In this blog I will describe how we set up source code version control using Git and Bitbucket.
We wanted a few things for our source code management:
- Version control
- Online access to all code and revisions
- Full access control
Elements of the Solution
These elements played a part in our approach:
- Distinguishing between development environment and production environment
- SSH: developer keys and deployment keys
- Shop repositories and extension repositories
The Hosting Service
Choosing Git to do source code control is a no-brainer these days. Since it is a distributed version control system, it ensures that the full repository is copied to all the locations where it is used. So the source code is safe. Completely fathoming its power takes a lot of time, but the day-to-day tasks are easy to learn.
Github and Bitbucket are the most common online source code hosting services. Github is the most popular of the two for publicly accessible source code, but our source code needed to be private.
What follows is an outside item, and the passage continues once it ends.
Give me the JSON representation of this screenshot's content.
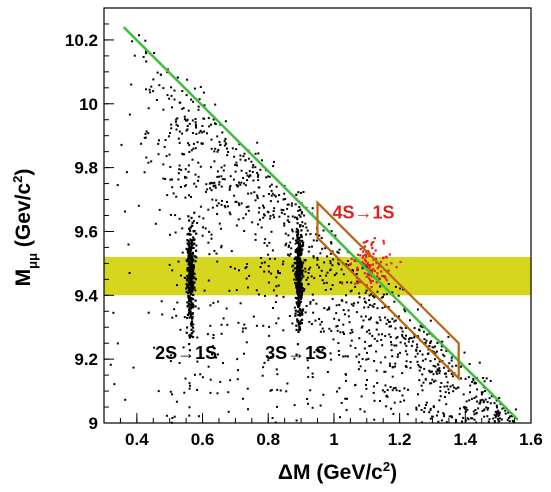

Bitbucket provides free access to unlimited public and private repositories for up to 5 users. It’s fast and provides a useful web interface. We are very happy with Bitbucket 🙂
Two Types of Repositories
We create a separate repository for each shop. This repository leans very strongly on its .gitignore file. This simple file determines which files to include into the repository. We follow Alan Kent’s recommendations in this. Most importantly, the vendor directory is excluded from the repository. This includes the Magento 2 core, its dependencies, and all public third-party extensions.
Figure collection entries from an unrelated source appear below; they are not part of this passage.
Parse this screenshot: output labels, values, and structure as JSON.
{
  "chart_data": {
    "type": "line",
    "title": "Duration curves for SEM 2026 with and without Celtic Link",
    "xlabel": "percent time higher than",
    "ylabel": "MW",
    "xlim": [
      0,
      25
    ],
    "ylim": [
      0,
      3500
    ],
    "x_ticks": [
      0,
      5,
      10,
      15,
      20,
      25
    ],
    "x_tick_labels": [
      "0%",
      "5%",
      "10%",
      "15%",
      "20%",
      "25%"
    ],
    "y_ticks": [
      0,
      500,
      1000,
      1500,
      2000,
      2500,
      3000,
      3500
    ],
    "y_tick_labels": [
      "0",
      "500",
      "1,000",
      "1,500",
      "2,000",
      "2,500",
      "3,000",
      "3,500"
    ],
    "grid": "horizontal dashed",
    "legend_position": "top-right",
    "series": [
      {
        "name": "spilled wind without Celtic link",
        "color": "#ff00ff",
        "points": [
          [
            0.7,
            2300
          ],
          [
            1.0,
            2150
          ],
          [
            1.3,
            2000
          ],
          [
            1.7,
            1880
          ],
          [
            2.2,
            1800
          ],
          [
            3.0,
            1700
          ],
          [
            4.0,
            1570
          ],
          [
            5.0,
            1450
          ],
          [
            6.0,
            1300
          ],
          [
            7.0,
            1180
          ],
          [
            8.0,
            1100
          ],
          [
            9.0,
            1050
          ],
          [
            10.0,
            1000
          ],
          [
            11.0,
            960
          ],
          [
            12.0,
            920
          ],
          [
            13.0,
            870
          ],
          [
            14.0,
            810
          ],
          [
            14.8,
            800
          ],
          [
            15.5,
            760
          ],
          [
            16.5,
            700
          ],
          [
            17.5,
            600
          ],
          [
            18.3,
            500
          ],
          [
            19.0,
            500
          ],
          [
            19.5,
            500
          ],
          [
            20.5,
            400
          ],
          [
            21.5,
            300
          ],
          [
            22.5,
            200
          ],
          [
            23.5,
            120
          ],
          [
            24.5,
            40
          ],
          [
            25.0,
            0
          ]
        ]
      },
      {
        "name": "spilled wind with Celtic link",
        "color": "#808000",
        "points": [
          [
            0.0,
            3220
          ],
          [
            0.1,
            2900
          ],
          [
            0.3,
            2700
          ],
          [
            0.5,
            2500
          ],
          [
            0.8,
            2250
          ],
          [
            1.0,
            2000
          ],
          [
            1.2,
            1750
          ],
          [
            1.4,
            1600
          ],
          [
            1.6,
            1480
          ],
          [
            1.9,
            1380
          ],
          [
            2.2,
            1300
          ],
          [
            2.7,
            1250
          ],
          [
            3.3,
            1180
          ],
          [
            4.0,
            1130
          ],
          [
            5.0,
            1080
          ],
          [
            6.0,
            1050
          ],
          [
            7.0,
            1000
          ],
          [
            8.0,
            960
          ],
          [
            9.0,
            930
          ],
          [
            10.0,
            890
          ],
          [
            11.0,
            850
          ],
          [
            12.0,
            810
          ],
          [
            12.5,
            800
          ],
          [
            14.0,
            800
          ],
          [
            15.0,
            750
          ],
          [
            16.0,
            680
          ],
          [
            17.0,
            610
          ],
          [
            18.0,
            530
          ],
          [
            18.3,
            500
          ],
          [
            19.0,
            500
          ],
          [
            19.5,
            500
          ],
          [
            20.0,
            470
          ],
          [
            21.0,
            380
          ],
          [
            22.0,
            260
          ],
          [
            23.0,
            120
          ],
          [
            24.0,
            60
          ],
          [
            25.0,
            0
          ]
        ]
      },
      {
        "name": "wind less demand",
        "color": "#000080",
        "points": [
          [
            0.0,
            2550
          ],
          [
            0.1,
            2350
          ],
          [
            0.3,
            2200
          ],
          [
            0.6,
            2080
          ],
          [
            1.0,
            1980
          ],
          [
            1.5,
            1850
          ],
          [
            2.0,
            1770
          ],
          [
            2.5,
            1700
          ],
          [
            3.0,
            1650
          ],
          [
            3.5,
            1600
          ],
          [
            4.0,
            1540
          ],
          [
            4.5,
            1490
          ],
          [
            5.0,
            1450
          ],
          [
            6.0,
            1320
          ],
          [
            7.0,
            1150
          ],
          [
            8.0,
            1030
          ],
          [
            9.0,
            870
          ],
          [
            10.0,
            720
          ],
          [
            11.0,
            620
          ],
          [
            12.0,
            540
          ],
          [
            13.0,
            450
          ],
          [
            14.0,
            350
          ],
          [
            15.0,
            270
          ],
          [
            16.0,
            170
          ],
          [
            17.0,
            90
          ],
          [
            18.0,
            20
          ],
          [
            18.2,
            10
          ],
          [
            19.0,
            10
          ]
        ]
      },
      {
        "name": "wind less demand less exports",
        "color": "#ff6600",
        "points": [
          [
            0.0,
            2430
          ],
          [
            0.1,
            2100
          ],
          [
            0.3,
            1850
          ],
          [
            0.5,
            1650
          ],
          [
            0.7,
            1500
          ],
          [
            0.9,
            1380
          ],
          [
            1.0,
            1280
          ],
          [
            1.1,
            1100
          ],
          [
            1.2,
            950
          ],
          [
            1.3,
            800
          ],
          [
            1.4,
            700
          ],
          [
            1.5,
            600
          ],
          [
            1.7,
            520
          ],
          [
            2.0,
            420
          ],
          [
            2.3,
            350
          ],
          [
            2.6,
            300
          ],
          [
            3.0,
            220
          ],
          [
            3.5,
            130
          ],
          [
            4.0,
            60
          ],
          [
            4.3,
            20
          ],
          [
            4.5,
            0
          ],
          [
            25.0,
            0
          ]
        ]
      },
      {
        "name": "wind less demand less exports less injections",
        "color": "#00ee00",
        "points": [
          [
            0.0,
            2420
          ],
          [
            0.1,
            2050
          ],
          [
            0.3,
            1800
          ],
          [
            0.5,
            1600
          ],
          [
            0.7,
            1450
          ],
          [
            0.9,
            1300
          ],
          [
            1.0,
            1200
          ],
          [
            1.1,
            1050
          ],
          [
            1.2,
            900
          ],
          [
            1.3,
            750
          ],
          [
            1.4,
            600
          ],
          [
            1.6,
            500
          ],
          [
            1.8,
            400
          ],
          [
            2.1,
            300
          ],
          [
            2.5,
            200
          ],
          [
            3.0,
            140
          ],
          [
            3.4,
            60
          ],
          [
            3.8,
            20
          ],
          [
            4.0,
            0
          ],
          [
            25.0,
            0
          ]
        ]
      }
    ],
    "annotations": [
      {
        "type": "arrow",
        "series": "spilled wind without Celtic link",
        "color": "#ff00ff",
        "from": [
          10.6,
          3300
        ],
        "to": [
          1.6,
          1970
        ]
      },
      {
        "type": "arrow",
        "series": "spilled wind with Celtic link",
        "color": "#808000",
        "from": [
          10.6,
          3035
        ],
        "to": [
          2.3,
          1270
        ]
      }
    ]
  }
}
The shop repository contains our shop-specific custom code, located in app/code and app/design. Also included are the paid third-party extensions that the shop uses.
Next to these shop repositories we also develop common extensions that we can use for several shops. Each of these extensions will get its own repository and is managed by Composer, just like the public third-party extensions.
Taken together, the shop consists of a main repository and zero or more of our own extensions. These extensions live inside the vendor directory and each has its own Git checkout.
Our extensions are managed by Composer, just like any other third-party extension. To add an extension to a shop, we add an entry to the repositories section of composer.json:
This tells Composer to add our Git repository to its list of Composer repositories, the places where it looks for packages.
Next, we tell Composer to add our extension. If the extension is still under development, as is often the case, we must add the @dev stability flag. This tells Composer that it must ignore its minimum stability requirement for this single extension. 
composer require bigbridge/domain-switcher @dev
Finally we activate the extension in Magento
Once an extension has become stable, we can tag a repository, using the command “git tag”, and use this tag in stead of the @dev flag.
Development SSH Access: Developer Keys
Git repositories are commonly synced using HTTPS and SSH. HTTPS uses a username/password combination, while SSH works with public/private keys. SSH proved more flexible and safe for us.
Each developer has a developer key in Bitbucket that can be configured in his account. This is his public SSH key. It is also possible to have multiple keys, one for each development machine, for example.
An SSH key (private and public) is generated with the command “ssh-keygen” on Linux machines. Bitbucket secures the connection by pairing up the developer key (the public key on Bitbucket) with the user’s private key on the development machine.
We place all developers in a single team, and all projects/repositories have this team as its owner. This way, all developers of the team can access (read/write) all repositories.
Production SSH Access: Deployment Keys
A shop in production has a single user that manages source code updates. This user should only be able to read the repositories from Bitbucket. And it is important to us that this user only has access to exactly those repositories that we want.
Bitbucket, as well as Github, has a construction for this called a deployment key. A deployment key is a public SSH key, just like the developer key, but it’s assigned to specific repositories only, and it is only allowed to read, not write. We can control which shop / user has access to which of our extensions via the Bitbucket interface.
The combination of Git and Bitbucket provides the source code control we need. SSH makes it easy to work with and it gives us the access control we want.